The RPA platform has reduced the cost per order for PTG and brought visibility to work in process (WIP). Workers can see the status of all orders at any time of day. Before the technology, “we had no clue what orders were ahead or behind schedule,” Brajkovich says.
The automated bots have enabled PTG to go from 22 full-and part-time workers – touching every order during the lifecycle, from order entry through operations – to 15. Most of the job reductions were temporary staffers, he says.
Today, about 80% of the orders and documents that PTG receives from customers are automatically processed straight through — sending customs invoices to border agencies to obtain clearance.

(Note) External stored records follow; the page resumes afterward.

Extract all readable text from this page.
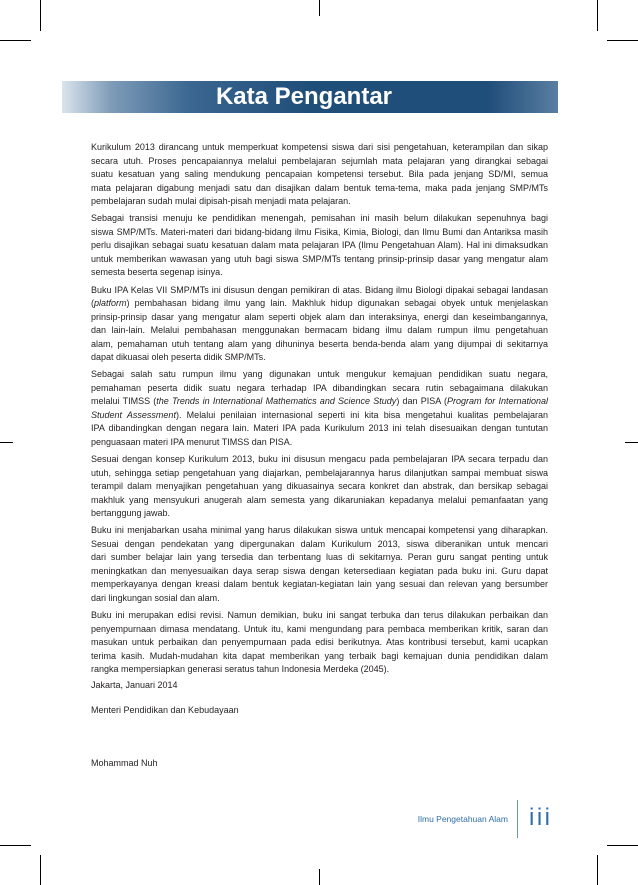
Kata Pengantar
Kurikulum 2013 dirancang untuk memperkuat kompetensi siswa dari sisi pengetahuan, keterampilan dan sikap
secara utuh. Proses pencapaiannya melalui pembelajaran sejumlah mata pelajaran yang dirangkai sebagai
suatu kesatuan yang saling mendukung pencapaian kompetensi tersebut. Bila pada jenjang SD/MI, semua
mata pelajaran digabung menjadi satu dan disajikan dalam bentuk tema-tema, maka pada jenjang SMP/MTs
pembelajaran sudah mulai dipisah-pisah menjadi mata pelajaran.
Sebagai transisi menuju ke pendidikan menengah, pemisahan ini masih belum dilakukan sepenuhnya bagi
siswa SMP/MTs. Materi-materi dari bidang-bidang ilmu Fisika, Kimia, Biologi, dan Ilmu Bumi dan Antariksa masih
perlu disajikan sebagai suatu kesatuan dalam mata pelajaran IPA (Ilmu Pengetahuan Alam). Hal ini dimaksudkan
untuk memberikan wawasan yang utuh bagi siswa SMP/MTs tentang prinsip-prinsip dasar yang mengatur alam
semesta beserta segenap isinya.
Buku IPA Kelas VII SMP/MTs ini disusun dengan pemikiran di atas. Bidang ilmu Biologi dipakai sebagai landasan
(platform) pembahasan bidang ilmu yang lain. Makhluk hidup digunakan sebagai obyek untuk menjelaskan
prinsip-prinsip dasar yang mengatur alam seperti objek alam dan interaksinya, energi dan keseimbangannya,
dan lain-lain. Melalui pembahasan menggunakan bermacam bidang ilmu dalam rumpun ilmu pengetahuan
alam, pemahaman utuh tentang alam yang dihuninya beserta benda-benda alam yang dijumpai di sekitarnya
dapat dikuasai oleh peserta didik SMP/MTs.
Sebagai salah satu rumpun ilmu yang digunakan untuk mengukur kemajuan pendidikan suatu negara,
pemahaman peserta didik suatu negara terhadap IPA dibandingkan secara rutin sebagaimana dilakukan
melalui TIMSS (the Trends in International Mathematics and Science Study) dan PISA (Program for International
Student Assessment). Melalui penilaian internasional seperti ini kita bisa mengetahui kualitas pembelajaran
IPA dibandingkan dengan negara lain. Materi IPA pada Kurikulum 2013 ini telah disesuaikan dengan tuntutan
penguasaan materi IPA menurut TIMSS dan PISA.
Sesuai dengan konsep Kurikulum 2013, buku ini disusun mengacu pada pembelajaran IPA secara terpadu dan
utuh, sehingga setiap pengetahuan yang diajarkan, pembelajarannya harus dilanjutkan sampai membuat siswa
terampil dalam menyajikan pengetahuan yang dikuasainya secara konkret dan abstrak, dan bersikap sebagai
makhluk yang mensyukuri anugerah alam semesta yang dikaruniakan kepadanya melalui pemanfaatan yang
bertanggung jawab.
Buku ini menjabarkan usaha minimal yang harus dilakukan siswa untuk mencapai kompetensi yang diharapkan.
Sesuai dengan pendekatan yang dipergunakan dalam Kurikulum 2013, siswa diberanikan untuk mencari
dari sumber belajar lain yang tersedia dan terbentang luas di sekitarnya. Peran guru sangat penting untuk
meningkatkan dan menyesuaikan daya serap siswa dengan ketersediaan kegiatan pada buku ini. Guru dapat
memperkayanya dengan kreasi dalam bentuk kegiatan-kegiatan lain yang sesuai dan relevan yang bersumber
dari lingkungan sosial dan alam.
Buku ini merupakan edisi revisi. Namun demikian, buku ini sangat terbuka dan terus dilakukan perbaikan dan
penyempurnaan dimasa mendatang. Untuk itu, kami mengundang para pembaca memberikan kritik, saran dan
masukan untuk perbaikan dan penyempurnaan pada edisi berikutnya. Atas kontribusi tersebut, kami ucapkan
terima kasih. Mudah-mudahan kita dapat memberikan yang terbaik bagi kemajuan dunia pendidikan dalam
rangka mempersiapkan generasi seratus tahun Indonesia Merdeka (2045).
Jakarta, Januari 2014
Menteri Pendidikan dan Kebudayaan
Mohammad Nuh
Ilmu Pengetahuan Alam iii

The company is able to clear WIP in the system up to four hours earlier every day and process orders at an accuracy rate of 99.9%. As a result, freight is getting cleared through customs faster, and “at the end of the day, we are not holding up trucks or shipments,” Brajkovich says.
Lucy Lewis, director of customer care, has seen the transformation in order entry. Prior to using the RPA technology, orders came in by phone, email or electronic data interchange (EDI) and were funneled to a single office worker who printed them out and distributed them to a team for manual entry into the company’s enterprise resource planning (ERP) system.
Workers had to validate the items they would input, such as addresses, cities and postal codes. Most orders arrive between 11 a.m. and 2 p.m., and during that period, the order entry team “had a huge bottleneck,” Lewis says. “We had to get assistance from other departments during the peak time to help us get through the backlog.”
Today, the bots do the validation and data entry process for orders as quickly as they arrive from email, the website, EDI or application programming interfaces (APIs). Rather than process data, the order entry team now is focused on quality and managing exceptions, Lewis says.